Finland is an EU country known for its high level and alternative methods of education as well as for being one of the world leaders in the production of cell phones. The country is situated in the far northeast of the European continent, bordering Schengen Norway to the north and separated from Sweden and Estonia (also Schengen Countries) by the Gulf of Bothnia and the Baltic Sea, respectively.
The north of its territory covers part of Lapland, mountainous and semi-desert region inhabited by Lapps, traditional reindeer herders. Located beyond the Arctic Circle, this region is also famous for the aurora borealis. Conifer forests cover two-thirds of Finland’s surface, providing one of the most developed wood and paper industries in the world.
This Scandinavian nation also shares an extensive border and centuries of common history with Russia. After a hit by the end of the Soviet Union in 1991, the country recovered economically after joining the European Economic Community, now the European Union (EU), in 1995.
With a vast sparsely populated area, tourism in Finland is marked by adventure activities and natural beauty. In summer, when periods of daylight extend to 18 hours, it is worth exploring the wild Lapland or the Alan Islands. However, in order to get to know Finland, a good idea is to start with Helsinki. The capital has a vibrant cultural scene and is full of pleasant parks, museums as well as the Suomenlinna citadel, a UNESCO World Heritage Site.
Since the transport network in Finland is excellent, it is easy to travel to visit cities like Turku, Tampere, Savonlinna, and Kupio. However, no trip to Finland is complete until watching an ice hockey match, tasting a smoked salmon sandwich, or getting beaten by birch twigs in an 80 ° C sauna before plunging into a freezing pool.
Finland is becoming a popular destination among American travellers who choose to explore Scandinavia. Moreover, because it is part of the Schengen Area, Americans travelling from one of Finland’s Schengen neighbours – such as Sweden, Norway, or Estonia – don’t need to apply for a visa.

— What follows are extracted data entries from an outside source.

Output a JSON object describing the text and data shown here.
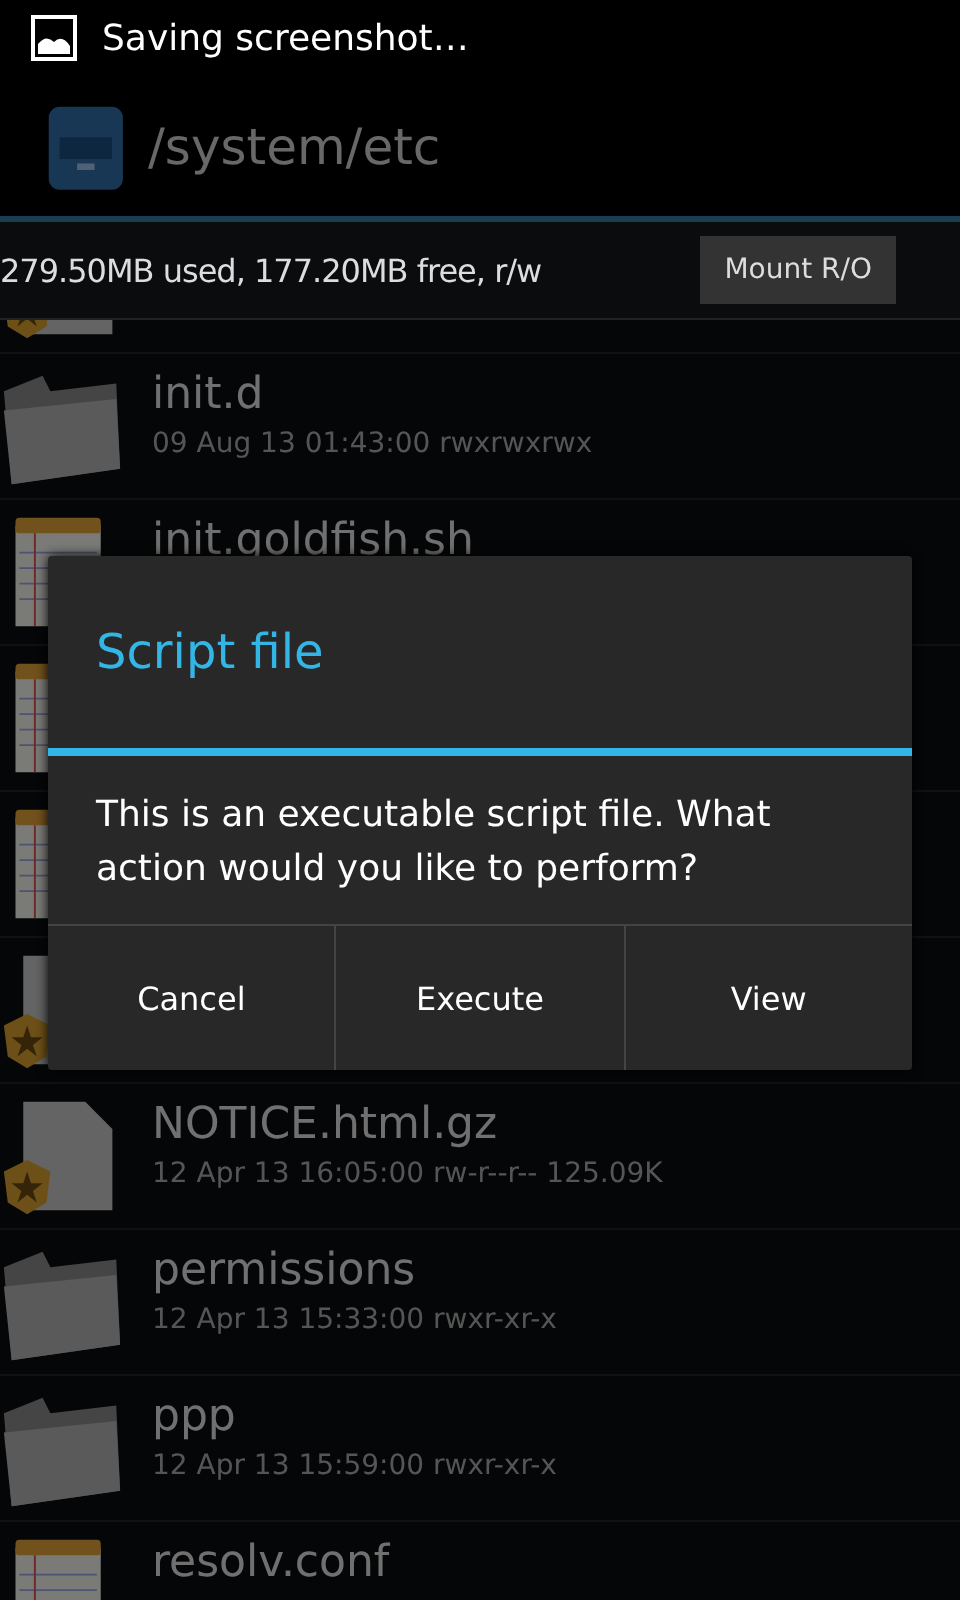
{
  "status_bar": {
    "notification": "Saving screenshot…"
  },
  "action_bar": {
    "path": "/system/etc"
  },
  "storage_bar": {
    "usage": "279.50MB used, 177.20MB free, r/w",
    "button": "Mount R/O"
  },
  "files": [
    {
      "kind": "secure"
    },
    {
      "kind": "folder",
      "name": "init.d",
      "meta": "09 Aug 13 01:43:00  rwxrwxrwx"
    },
    {
      "kind": "script",
      "name": "init.goldfish.sh"
    },
    {
      "kind": "script"
    },
    {
      "kind": "script"
    },
    {
      "kind": "secure"
    },
    {
      "kind": "secure",
      "name": "NOTICE.html.gz",
      "meta": "12 Apr 13 16:05:00  rw-r--r--  125.09K"
    },
    {
      "kind": "folder",
      "name": "permissions",
      "meta": "12 Apr 13 15:33:00  rwxr-xr-x"
    },
    {
      "kind": "folder",
      "name": "ppp",
      "meta": "12 Apr 13 15:59:00  rwxr-xr-x"
    },
    {
      "kind": "script",
      "name": "resolv.conf"
    }
  ],
  "dialog": {
    "title": "Script file",
    "message": "This is an executable script file. What action would you like to perform?",
    "buttons": [
      "Cancel",
      "Execute",
      "View"
    ]
  }
}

Finland has been a part of the European Union since 1995 and together with its Scandinavian neighbours (Denmark, Sweden, Iceland, and Norway), the country signed the Schengen Agreement in 1996. However, it only became an official part of the Schengen Territory in 2001, when border-control systems with other the Member States were abolished.
Finland has been involved in all political discussions taken by the European Commission, and after the outburst of terrorist attacks in across the Schengen Area in 2015, the Finnish government has supported the creation of new immigration policies. Hence, when the ETIAS was suggested as a way to control illegal immigration and improve internal security, Finland stood by it.
Although the ETIAS has been approved by the majority of EU members, this new pre-travel system will not commence in Finland until 2021. Until then, nationals of visa-exempt countries like Canada, Australia, or Brazil, may continue to visit Finland and the Schengen Area without applying for a visa or authorization. However, starting in 2021 Americans and all other citizens of countries enrolled in the Schengen visa-waiver agreement will need to bear a valid ETIAS when travelling to Europe.
The European Travel Information and Authorization System will be valid across all Schengen Member States, allowing visa-exempt passport holders to stay and transit in Europe for up to 90 days in every period of 180 days. Essentially, the rules for travel will not change, only as of 2021 visitors will have to go through an electronic identification process prior to arriving in EU territory.